Van der Vlies explains, "There are two options with a PTC depending of the situation of the wreck. If the wreck is near close to land, we place the PTC on land nearby and cut the wreck in pieces. We discharge those pieces with the PTC crane on a barge or on shore.
"The seaside option is to put the PTC on a big barge and use it as a sheerleg or crane barge."
PTCs also offer the advantage of being modular, so they can be built up to increase reach across the width of a large cargo vessel. "The problem with big container vessels could be the reach of the crane because the width is huge and you need that reach to remove the containers," says Van der Vlies.
Lifting from the deepest depths
Apart from heavy lift, a challenge salvors face is salvaging deeper than 150m, where divers cannot easily go attach the ropes for lifting, so they are looking beyond cranes to do it.
A Deep Water Recovery System (DWRS), developed by Mammoet using underwater excavators, is intended for this. "We try to develop and engineer special tools for each kind of project," says Van der Vlies.

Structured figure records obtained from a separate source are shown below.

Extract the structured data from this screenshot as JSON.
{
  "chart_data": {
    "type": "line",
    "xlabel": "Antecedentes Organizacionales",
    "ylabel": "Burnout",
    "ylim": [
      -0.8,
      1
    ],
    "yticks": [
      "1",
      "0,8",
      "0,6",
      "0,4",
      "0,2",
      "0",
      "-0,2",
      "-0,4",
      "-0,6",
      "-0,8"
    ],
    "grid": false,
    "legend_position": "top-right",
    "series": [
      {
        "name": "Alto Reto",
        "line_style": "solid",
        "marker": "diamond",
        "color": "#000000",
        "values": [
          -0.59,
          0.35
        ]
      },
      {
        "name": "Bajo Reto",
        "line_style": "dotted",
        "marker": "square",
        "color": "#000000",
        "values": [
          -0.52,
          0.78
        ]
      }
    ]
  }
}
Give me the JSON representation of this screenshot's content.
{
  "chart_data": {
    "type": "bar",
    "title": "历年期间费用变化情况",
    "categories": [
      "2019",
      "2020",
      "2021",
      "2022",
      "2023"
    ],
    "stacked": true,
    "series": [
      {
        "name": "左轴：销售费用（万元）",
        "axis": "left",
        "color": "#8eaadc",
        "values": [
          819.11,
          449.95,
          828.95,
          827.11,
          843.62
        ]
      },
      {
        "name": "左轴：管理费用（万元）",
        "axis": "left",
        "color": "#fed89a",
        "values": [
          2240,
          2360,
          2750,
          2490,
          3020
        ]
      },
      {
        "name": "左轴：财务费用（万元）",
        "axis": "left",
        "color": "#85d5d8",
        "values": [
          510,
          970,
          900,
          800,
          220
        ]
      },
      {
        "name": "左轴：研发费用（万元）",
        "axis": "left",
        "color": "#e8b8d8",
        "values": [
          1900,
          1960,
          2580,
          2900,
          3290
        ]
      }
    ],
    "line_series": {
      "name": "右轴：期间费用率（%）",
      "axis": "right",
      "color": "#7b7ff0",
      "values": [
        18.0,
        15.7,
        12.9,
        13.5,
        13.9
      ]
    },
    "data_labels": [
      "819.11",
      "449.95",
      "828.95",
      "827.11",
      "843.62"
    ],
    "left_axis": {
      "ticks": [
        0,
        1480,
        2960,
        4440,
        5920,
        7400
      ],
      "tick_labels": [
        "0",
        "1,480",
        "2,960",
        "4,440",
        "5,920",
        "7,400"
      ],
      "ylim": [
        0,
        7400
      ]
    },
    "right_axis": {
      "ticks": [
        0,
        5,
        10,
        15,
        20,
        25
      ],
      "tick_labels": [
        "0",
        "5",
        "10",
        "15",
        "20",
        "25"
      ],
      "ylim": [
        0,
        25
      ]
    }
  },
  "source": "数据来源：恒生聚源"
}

Remote controlled excavators used at 140m depth, put onto a seabed, remove the cargo from the ship, placing it into a basket which is then lifted onto a barge, Van der Vlies says:
"For cargo removal we empty the ship. We often design and build special equipment and tools for such a project depending of depth and situation. We designed and built once a special vacuum grip to remove aluminum blocks from a cargohold from a ship on a depth of 130m."
"For a big environmental protection removal job in Canada at a depth of 360m, we designed a special environmental protecting case around a fuel truck."
Mammoet is already using its engineering experience to design a tool which may be able to handle lifts for new generation 16,000 TEU cargo vessels. "At the moment we have been working with some insurance companies to develop special equipment to remove the containers in case of an extraordinary situation, because the contents are valuable, and the insurance value of the containers is huge. You are talking about a few €100m for container vessels of this size," says Van der Vlies.
Mammoet estimates that designing and making the heavy lift salvage tool for the job will require large investments. The financing opportunities for such an undertaking may not become available until insurance companies need to call on companies to handle a 16,000 TEU shipwreck.
Van der Vlies says, "It is matter of time until something happens with this kind of new generation container vessel, and we can't say whether the ship will be laying in deep or shallow water, or if it will be on fire, or if it will collide with another vessel. No two situations are the same in salvage world."
Looking to expand not heft but depth, a firm in the UK called Deep Tek is poised with the patented winch technology to literally take salvage where it has never been before: 5,000m underwater.
Wire rope winches for deepwater lifting bottom out at about 3,000m water depth where the heavy weight of the rope makes lifting impossible.
While fibre ropes are light enough to use with winches, the problem of rope deformation has traditionally made this kind of rope equally impractical.
Deep Tek's patented spooling pattern counters the problem, and will increase applications for fibre rope winches.
Moya Crawford, Deep Tek's Managing Director, plans on developing the salvage market for its winches in 2013 by launching a rental fleet to demonstrate the smaller end of their potential.
Small versions of the winches will be able to lift 30t at depths as low as 5000m.
Deep Tek also told Cranes Today that development is underway for its heavylifting winch range, which will specifically address heavy lift of 750t down to 2250m underwater.